In his comments to the Executive Committee, Greear did not mention two major Baptist figures who were featured in the investigation by the Texas newspapers: former Southwestern Baptist Theological Seminary President Paige Patterson and retired Texas Judge Paul Pressler.
Both were key leaders of the Southern Baptist “Conservative Resurgence” that ultimately prevailed during a decades-long struggle between conservative and moderates over control of the convention. Patterson was fired from Southwestern last year after allegations that he had covered up abuse and made comments that were disrespectful to women. Pressler was accused in a lawsuit of allegedly abusing several men. The claims of abuse were dismissed after a judge ruled that the statute of limitations had expired for the alleged abuse.
The suit also claimed that the SBC had covered up alleged abuse by Pressler. Both Patterson and Pressler have denied the allegations against them.
Asked about Pressler, Greear and Moore said they were disturbed about the allegations against him and said that allegations against Pressler should be investigated by the legal system.
“Every one of these allegations needs to be taken seriously, needs to be investigated fully,” said Moore.
When asked if the convention should investigate claims that the SBC covered up alleged misconduct by Pressler, Greear was open to the possibility. He pointed out that Southern Baptists took action against Patterson, who had been a mentor of his. That signals an openness to investigating powerful figures like Pressler.

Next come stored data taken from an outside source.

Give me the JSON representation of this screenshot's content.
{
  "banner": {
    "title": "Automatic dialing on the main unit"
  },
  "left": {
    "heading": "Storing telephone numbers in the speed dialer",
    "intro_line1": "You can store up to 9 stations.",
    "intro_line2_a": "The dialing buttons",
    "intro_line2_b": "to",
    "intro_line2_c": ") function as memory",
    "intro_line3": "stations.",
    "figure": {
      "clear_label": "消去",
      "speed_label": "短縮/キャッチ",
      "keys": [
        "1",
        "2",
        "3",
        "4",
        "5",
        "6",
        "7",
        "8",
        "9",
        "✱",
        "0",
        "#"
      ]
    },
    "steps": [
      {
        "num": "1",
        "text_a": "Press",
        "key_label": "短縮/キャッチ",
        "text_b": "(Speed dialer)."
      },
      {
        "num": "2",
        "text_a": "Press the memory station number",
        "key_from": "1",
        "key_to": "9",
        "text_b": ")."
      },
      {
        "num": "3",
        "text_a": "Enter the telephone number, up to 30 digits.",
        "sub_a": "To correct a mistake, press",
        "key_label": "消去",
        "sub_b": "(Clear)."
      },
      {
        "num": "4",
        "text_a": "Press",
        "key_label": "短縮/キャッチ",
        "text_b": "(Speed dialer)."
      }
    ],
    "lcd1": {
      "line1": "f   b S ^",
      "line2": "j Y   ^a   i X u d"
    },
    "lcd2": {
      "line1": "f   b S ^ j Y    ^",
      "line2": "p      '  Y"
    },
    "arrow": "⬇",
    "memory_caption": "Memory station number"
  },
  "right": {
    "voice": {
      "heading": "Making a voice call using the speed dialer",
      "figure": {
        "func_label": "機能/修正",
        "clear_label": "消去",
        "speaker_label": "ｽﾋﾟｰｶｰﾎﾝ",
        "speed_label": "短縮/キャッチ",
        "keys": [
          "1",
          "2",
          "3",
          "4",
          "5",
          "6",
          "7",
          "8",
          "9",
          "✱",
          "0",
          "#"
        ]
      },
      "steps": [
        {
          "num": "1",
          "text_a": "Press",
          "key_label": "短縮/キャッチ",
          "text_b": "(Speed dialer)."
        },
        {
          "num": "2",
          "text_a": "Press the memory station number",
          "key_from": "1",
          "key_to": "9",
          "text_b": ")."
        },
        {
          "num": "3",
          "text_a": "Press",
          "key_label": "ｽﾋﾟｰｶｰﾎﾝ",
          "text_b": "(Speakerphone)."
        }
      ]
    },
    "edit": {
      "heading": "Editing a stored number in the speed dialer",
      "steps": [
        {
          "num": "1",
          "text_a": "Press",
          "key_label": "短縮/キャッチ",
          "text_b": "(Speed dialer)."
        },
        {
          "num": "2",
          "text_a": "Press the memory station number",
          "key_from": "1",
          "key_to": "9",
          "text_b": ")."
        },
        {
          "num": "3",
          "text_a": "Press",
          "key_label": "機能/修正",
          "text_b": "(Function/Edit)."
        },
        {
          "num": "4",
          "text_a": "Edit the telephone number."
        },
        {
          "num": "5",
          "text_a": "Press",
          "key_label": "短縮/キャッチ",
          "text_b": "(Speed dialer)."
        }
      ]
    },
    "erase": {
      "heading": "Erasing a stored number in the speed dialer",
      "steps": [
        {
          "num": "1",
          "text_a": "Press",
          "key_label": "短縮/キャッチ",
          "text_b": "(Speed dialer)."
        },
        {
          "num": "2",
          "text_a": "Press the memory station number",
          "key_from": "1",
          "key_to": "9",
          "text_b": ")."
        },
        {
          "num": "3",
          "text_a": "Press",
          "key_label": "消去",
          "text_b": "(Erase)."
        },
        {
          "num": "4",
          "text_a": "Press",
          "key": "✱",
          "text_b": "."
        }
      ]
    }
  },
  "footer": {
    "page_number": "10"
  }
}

“I believe the convention is willing to go there,” said Greear.
Moore also said he believes the convention should remove any church — even one as large as Second Baptist — if that church covered up abuse and refused to admit it had done anything wrong or to change its ways.
“If any church were ultimately found to be defending the cover-up of sexual abuse with no repentance and plan of action for change, then I would vigorously support the disfellowshipping of that church,” he said. “And I am confident that our SBC president and SBC entity leaders would as well.”